Odyssey has released a research preview of a new kind of video: fully AI-generated sequences that respond to your input in real time.
The demo features what Odyssey calls interactive videos—AI-created image sequences that instantly react as you use a keyboard, controller, or smartphone to interact. The system relies on an autoregressive world model that figures out each next frame based on the current scene, your actions, and everything that's happened so far.
Video: via Odyssey
From passive video to interactive worlds
Odyssey describes its technology as a "world model," an AI system that doesn't just generate media, but creates dynamic environments you can interact with. This kind of model could become a training ground for agentic AI, letting systems learn and act independently inside simulated worlds, essentially learning from their own experience.

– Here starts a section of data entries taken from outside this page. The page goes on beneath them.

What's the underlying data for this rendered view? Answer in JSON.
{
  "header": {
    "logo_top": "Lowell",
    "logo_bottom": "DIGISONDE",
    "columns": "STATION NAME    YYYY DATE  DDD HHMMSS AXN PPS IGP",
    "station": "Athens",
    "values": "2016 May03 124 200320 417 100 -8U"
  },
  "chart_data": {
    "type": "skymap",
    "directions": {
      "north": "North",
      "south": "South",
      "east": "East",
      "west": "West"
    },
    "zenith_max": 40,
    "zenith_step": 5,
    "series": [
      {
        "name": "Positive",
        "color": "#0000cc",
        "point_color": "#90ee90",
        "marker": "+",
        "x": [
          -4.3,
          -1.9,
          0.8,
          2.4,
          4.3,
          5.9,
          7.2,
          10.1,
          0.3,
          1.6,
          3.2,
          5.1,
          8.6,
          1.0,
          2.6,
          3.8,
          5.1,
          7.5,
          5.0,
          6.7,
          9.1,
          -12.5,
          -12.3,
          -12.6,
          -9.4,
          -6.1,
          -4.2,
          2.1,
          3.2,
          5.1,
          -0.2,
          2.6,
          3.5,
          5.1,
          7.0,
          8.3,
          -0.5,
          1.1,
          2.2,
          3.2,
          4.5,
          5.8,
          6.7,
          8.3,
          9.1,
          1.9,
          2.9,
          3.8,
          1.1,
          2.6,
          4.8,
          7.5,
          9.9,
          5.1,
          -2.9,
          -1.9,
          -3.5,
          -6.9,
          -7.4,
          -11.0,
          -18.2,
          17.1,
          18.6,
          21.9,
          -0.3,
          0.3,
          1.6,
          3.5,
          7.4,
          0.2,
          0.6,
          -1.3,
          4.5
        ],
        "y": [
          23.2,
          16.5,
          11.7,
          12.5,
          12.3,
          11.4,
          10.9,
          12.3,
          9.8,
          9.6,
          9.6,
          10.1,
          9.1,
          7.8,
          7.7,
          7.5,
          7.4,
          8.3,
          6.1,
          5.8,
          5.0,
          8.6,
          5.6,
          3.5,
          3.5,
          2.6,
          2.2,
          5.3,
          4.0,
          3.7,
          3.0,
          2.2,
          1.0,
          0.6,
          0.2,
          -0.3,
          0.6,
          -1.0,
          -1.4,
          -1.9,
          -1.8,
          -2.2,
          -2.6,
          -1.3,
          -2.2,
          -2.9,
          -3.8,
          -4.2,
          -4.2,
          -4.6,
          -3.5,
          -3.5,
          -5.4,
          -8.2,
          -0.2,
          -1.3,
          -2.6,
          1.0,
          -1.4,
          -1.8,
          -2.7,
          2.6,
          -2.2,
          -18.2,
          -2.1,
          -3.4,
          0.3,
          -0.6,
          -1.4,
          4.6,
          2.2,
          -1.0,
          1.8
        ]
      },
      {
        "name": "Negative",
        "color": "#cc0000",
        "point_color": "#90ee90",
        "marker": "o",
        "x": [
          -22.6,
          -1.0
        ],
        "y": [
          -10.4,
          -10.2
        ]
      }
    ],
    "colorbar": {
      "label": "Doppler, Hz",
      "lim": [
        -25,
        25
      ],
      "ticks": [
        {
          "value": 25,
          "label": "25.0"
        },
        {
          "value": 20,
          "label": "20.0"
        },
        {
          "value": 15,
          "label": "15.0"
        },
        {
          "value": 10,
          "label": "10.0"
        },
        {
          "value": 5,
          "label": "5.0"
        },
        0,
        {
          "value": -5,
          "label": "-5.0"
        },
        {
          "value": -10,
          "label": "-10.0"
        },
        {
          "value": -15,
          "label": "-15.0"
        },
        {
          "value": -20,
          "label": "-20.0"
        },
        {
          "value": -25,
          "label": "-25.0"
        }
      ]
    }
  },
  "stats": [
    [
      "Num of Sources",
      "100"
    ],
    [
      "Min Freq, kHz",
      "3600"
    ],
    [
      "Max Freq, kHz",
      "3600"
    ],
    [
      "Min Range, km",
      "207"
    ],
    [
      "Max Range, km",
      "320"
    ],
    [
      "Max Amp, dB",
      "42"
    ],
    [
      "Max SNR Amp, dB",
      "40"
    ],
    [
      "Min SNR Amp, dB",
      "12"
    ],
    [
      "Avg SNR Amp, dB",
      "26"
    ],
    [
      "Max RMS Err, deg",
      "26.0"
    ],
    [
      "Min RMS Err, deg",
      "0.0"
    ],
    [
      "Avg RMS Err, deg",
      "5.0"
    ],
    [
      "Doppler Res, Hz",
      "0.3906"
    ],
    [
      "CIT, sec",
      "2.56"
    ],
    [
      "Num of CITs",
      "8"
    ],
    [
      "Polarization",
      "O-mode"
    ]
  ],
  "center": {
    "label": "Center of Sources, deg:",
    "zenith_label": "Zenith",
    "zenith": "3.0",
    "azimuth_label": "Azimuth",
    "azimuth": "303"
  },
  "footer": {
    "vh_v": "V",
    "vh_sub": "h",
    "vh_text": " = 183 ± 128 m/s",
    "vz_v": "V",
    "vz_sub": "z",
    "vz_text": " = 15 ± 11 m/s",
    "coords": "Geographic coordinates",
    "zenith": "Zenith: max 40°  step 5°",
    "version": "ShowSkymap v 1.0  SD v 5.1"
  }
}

Unlike traditional video models, which generate an entire clip at once, Odyssey's world model updates the video frame by frame, constantly responding to your choices. According to Odyssey, its long-term goal is to simulate visuals and actions so realistically that they're indistinguishable from real life.
World model | Video model |
---|---|
Predicts one frame at a time, reacting to what happens. | Generates a full video in one go. |
Every future is possible. | The model knows the end from the start. |
Fully interactive—responds instantly to user input at any time. | No interactivity—the clip plays out the same every time. |
Odyssey says the current demo is still raw and sometimes unstable, but already hints at what the company envisions for the future of AI-generated content. In Odyssey's view, instead of investing large amounts of time and money into producing interactive experiences, AI could eventually generate them on demand.
Stability through limited generalization
For the latest preview, Odyssey deliberately trained its model on a limited set of environments. The system was first taught on general video footage, then fine-tuned using video from a handful of well-documented scenes.
Co-founder Oliver Cameron says this focused training keeps the model stable and prevents it from slipping into illogical visuals. According to Cameron, a more generalist model would fall apart after 20 to 30 seconds, but the current version can deliver consistent video for about two and a half minutes. There's another trade-off besides less generalization: users can't yet freely look up or down, a limitation that results from prioritizing stability over total freedom.
According to Cameron, "every frame is absolutely generated by a diffusion model we've trained." The system processes user input instantly, producing a new frame every 40 milliseconds and streaming it back. Odyssey runs this on H100 GPU clusters in the US and EU. Under ideal conditions, latency is 40 milliseconds, and current costs range from one to two dollars per user hour, with prices expected to drop.
Odyssey is already working on a model with broader generalization and more realistic dynamics. Early versions show more diverse visual patterns, movement, and interactions, with better consistency over time.

A similar idea is being developed by Decart AI, whose Oasis project is a Minecraft-style game created in real time by AI. Their model, trained on video data, generates graphics, physics, and gameplay while players interact with mouse and keyboard. Oasis combines vision transformers with a diffusion model for stable visuals.